The A-frame structure is the largest part of the museum © MOUA/Matt Curnock

While it’s easy to spend your whole dive observing this futuristic underwater garden, which features an additional 25 sculptures – from eucalyptus trees to gardeners – anchored to the sandy ocean floor, visitors are also welcome to explore the reef that cradles it. With plenty of air left in our tanks, my dive buddy and I follow a white-tipped reef shark along an exquisite coral wall. Despite recent reports that the 2300km-long reef has now lost half its coral, you wouldn’t know it here. I head back to the reef during my second dive, where I spy everything from a moray eel to an enormous wobbegong shark hanging out among the mushroom-like plate corals and scarlet sea fans. An array of Technicolor nudibranchs (sea slugs) and feisty anemone fish compliment the vibrant display. 
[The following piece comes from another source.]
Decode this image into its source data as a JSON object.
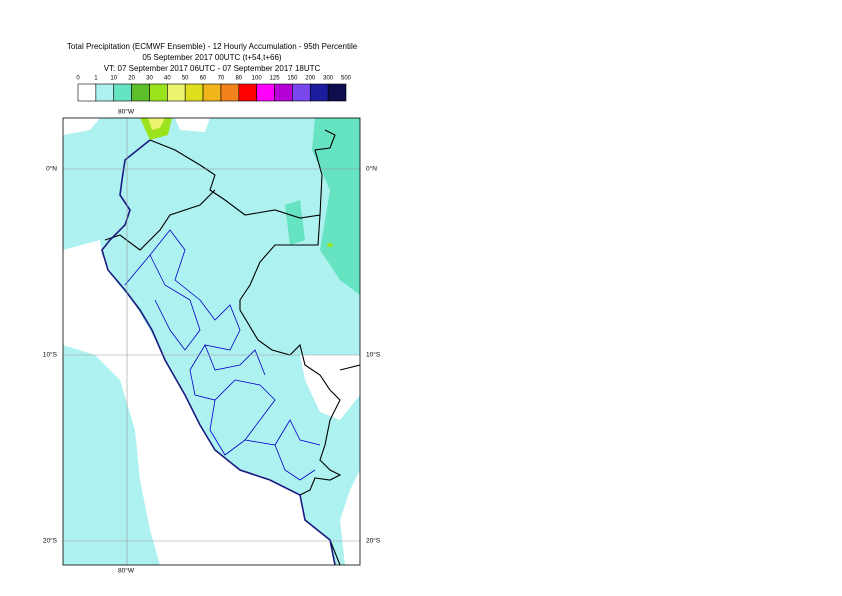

Get ready to stay in the first underwater rooms on the Great Barrier Reef

Sitting at a depth of 12-18m, the Coral Greenhouse is suitable for Open Water-certified divers and above, but Discover Scuba Divers can also explore it from a maximum depth of 12m. And the fun isn’t reserved for divers. In good visibility, snorkellers and freedivers can also get a good look at the museum, as well as enjoy the shallow reef. Taking a final pass through the greenhouse before the 74km trip back to Townsville with Adrenalin Snorkel and Dive, I wonder what may bloom from the flowerpot resting in the lap of a female sculpture. With the pH-neutral structures designed to inspire coral growth, I can’t wait to come back to find out. 

Ocean Siren off the coast of Townsville © MOUA/Jason deCaires Taylor

With wild weather thwarting my attempt to dive the SS Yongala, widely considered to be Australia’s best wreck dive, it’s not the only reason I’ll be making a return visit to Townsville. But soon there’ll be even more draws for the dive crowd, with the third instalment of MOUA expected to be completed at nearby Palm Island in 2021, followed by the final gallery at Magnetic Island, just a 45-minute ferry ride from the city. Smith is also hoping to launch a coral planting programme, which will allow MOUA visitors to play an active role in reef conservation.

Archaeologists uncover 7000-year-old Aboriginal artefacts underwater

Later that evening, I take a stroll along Townsville’s scenic waterfront to check out Ocean Siren – MOUA’s inaugural sculpture that rises out of the ocean alongside the Strand Jetty. Changing hue in response to live variations in the water temperature, the solar-illuminated female form modelled on young Wulgurukaba woman Takoda Johnson is a poignant warning. Yet her youth is also a powerful symbol of how her generation will help to shape the Great Barrier Reef’s future.